However, reliance on spot instances can introduce risks, especially in volatile markets where availability may suddenly change. Implementing fallback strategies and understanding cloud provider pricing models is essential.
Tutorial: Creating a Kubernetes Cluster and Installing Karpenter
Here’s an overview of how to get started with Karpenter. Code and instructions are adapted from the Karpenter documentation.
Install the Necessary Utilities
Utilities that need to be installed include the AWS CLI, kubectl, eksctl (v0.180.0 or later), and Helm:
- Install the AWS CLI:
curl "https://awscli.amazonaws.com/AWSCLIV2.pkg" -o "AWSCLIV2.pkg"
sudo installer -pkg AWSCLIV2.pkg -target /
- Install
kubectl
:
curl -LO "https://storage.googleapis.com/kubernetes-release/release/$(curl -s https://storage.googleapis.com/kubernetes-release/release/stable.txt)/bin/linux/amd64/kubectl"
chmod +x ./kubectl
sudo mv ./kubectl /usr/local/bin/kubectl
- Install eksctl:
curl --silent --location "https://github.com/weaveworks/eksctl/releases/download/latest_release/eksctl_$(uname -s)_amd64.tar.gz" | tar xz -C /tmp
sudo mv /tmp/eksctl /usr/local/bin
- Install Helm:
curl https://raw.githubusercontent.com/helm/helm/main/scripts/get-helm-3 | bash
- Configure the AWS CLI with a user that has sufficient privileges to create an EKS cluster. Verify that the CLI can authenticate properly by running:
aws sts get-caller-identity
Set Environment Variables
After installing the tools, proceed with these steps:
- Set the Karpenter and Kubernetes versions:
export KARPENTER_NAMESPACE="kube-system"
export KARPENTER_VERSION="0.37.0"
export K8S_VERSION="1.30"
- Set the relevant environment variables:
export AWS_PARTITION="aws"
export MY_CLUSTER="${USER}-karpenter-demo"
export AWS_DEFAULT_REGION="us-west-2"
export MY_AWS_ACCOUNT="$(aws sts get-caller-identity --query Account --output text)"

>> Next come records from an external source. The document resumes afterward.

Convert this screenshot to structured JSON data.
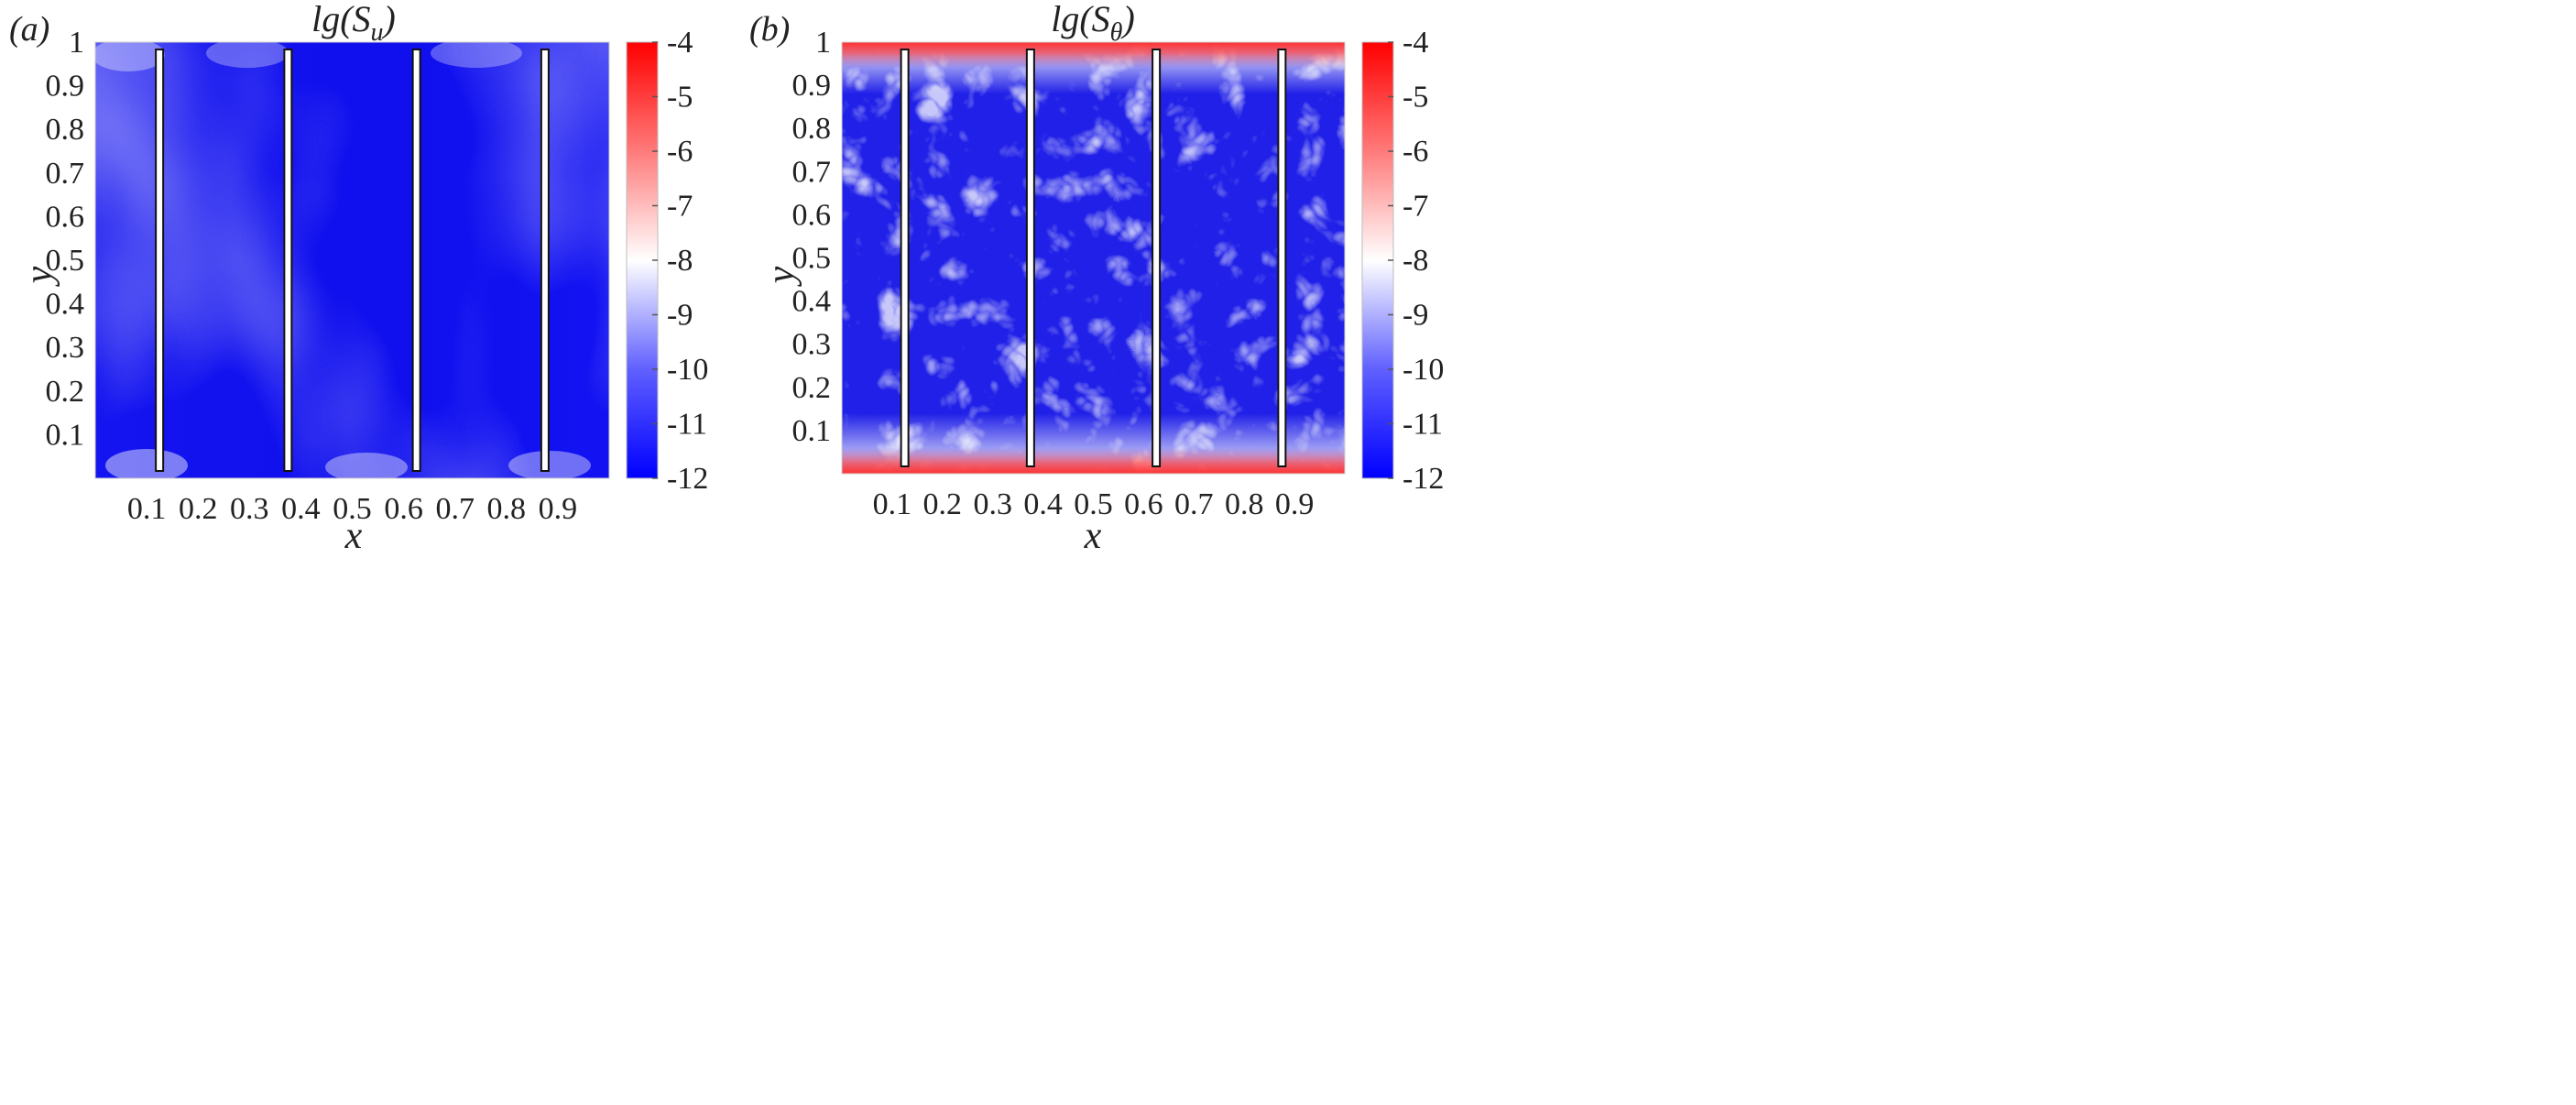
{
  "chart_data": [
    {
      "type": "heatmap",
      "panel_label": "(a)",
      "title": {
        "prefix": "lg(S",
        "sub": "u",
        "suffix": ")"
      },
      "xlabel": "x",
      "ylabel": "y",
      "xlim": [
        0,
        1
      ],
      "ylim": [
        0,
        1
      ],
      "xticks": [
        0.1,
        0.2,
        0.3,
        0.4,
        0.5,
        0.6,
        0.7,
        0.8,
        0.9
      ],
      "yticks": [
        0.1,
        0.2,
        0.3,
        0.4,
        0.5,
        0.6,
        0.7,
        0.8,
        0.9,
        1
      ],
      "colorbar": {
        "range": [
          -12,
          -4
        ],
        "ticks": [
          -4,
          -5,
          -6,
          -7,
          -8,
          -9,
          -10,
          -11,
          -12
        ],
        "colors": [
          "#0000ff",
          "#ffffff",
          "#ff0000"
        ]
      },
      "partitions_x": [
        0.125,
        0.375,
        0.625,
        0.875
      ],
      "field": "mostly uniform near -11.5 with smooth streaks around -10 and values near -8 at corners"
    },
    {
      "type": "heatmap",
      "panel_label": "(b)",
      "title": {
        "prefix": "lg(S",
        "sub": "θ",
        "suffix": ")"
      },
      "xlabel": "x",
      "ylabel": "y",
      "xlim": [
        0,
        1
      ],
      "ylim": [
        0,
        1
      ],
      "xticks": [
        0.1,
        0.2,
        0.3,
        0.4,
        0.5,
        0.6,
        0.7,
        0.8,
        0.9
      ],
      "yticks": [
        0.1,
        0.2,
        0.3,
        0.4,
        0.5,
        0.6,
        0.7,
        0.8,
        0.9,
        1
      ],
      "colorbar": {
        "range": [
          -12,
          -4
        ],
        "ticks": [
          -4,
          -5,
          -6,
          -7,
          -8,
          -9,
          -10,
          -11,
          -12
        ],
        "colors": [
          "#0000ff",
          "#ffffff",
          "#ff0000"
        ]
      },
      "partitions_x": [
        0.125,
        0.375,
        0.625,
        0.875
      ],
      "field": "filamentary turbulent structures between -12 and -8 with values near -4 along top and bottom walls"
    }
  ]
}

export TEMPOUT="$(mktemp)"
export ARM_AMI_ID="$(aws ssm get-parameter --name /aws/service/eks/optimized-ami/${K8S_VERSION}/amazon-linux-2-arm64/recommended/image_id --query Parameter.Value --output text)"
export AMD_AMI_ID="$(aws ssm get-parameter --name /aws/service/eks/optimized-ami/${K8S_VERSION}/amazon-linux-2/recommended/image_id --query Parameter.Value --output text)"
export GPU_AMI_ID="$(aws ssm get-parameter --name /aws/service/eks/optimized-ami/${K8S_VERSION}/amazon-linux-2-gpu/recommended/image_id --query Parameter.Value --output text)"
Create a Kubernetes Cluster
Create a basic cluster with eksctl
:
- This cluster configuration uses CloudFormation to set up the infrastructure needed by the EKS cluster. This script uses eksctl to create a Kubernetes cluster, configuring it to support Karpenter by setting IAM roles and node groups. Finally, the CloudFormation template sets up the infrastructure required by Karpenter, ensuring the cluster is ready for dynamic node scaling.
curl -fsSL https://raw.githubusercontent.com/aws/karpenter-provider-aws/v"${KARPENTER_VERSION}"/website/content/en/preview/getting-started/getting-started-with-karpenter/cloudformation.yaml > "${TEMPOUT}" \
&& aws cloudformation deploy \
--stack-name "Karpenter-${MY_CLUSTER}" \
--template-file "${TEMPOUT}" \
--capabilities CAPABILITY_NAMED_IAM \
--parameter-overrides "ClusterName=${MY_CLUSTER}"
eksctl create cluster -f - <<EOF
---
apiVersion: eksctl.io/v1alpha5
kind: ClusterConfig
metadata:
name: ${MY_CLUSTER}
region: ${AWS_DEFAULT_REGION}
version: "${KUBERNETES_VERSION}"
tags:
karpenter.sh/discovery: ${MY_CLUSTER}
iam:
withOIDC: true
podIdentityAssociations:
- namespace: "${KARPENTER_NAMESPACE}"
serviceAccountName: karpenter
roleName: ${MY_CLUSTER}-karpenter
permissionPolicyARNs:
- arn:${AWS_PARTITION}:iam::${MY_AWS_ACCOUNT}:policy/KarpenterControllerPolicy-${MY_CLUSTER}
iamIdentityMappings:
- arn: "arn:${AWS_PARTITION}:iam::${MY_AWS_ACCOUNT}:role/KarpenterNodeRole-${MY_CLUSTER}"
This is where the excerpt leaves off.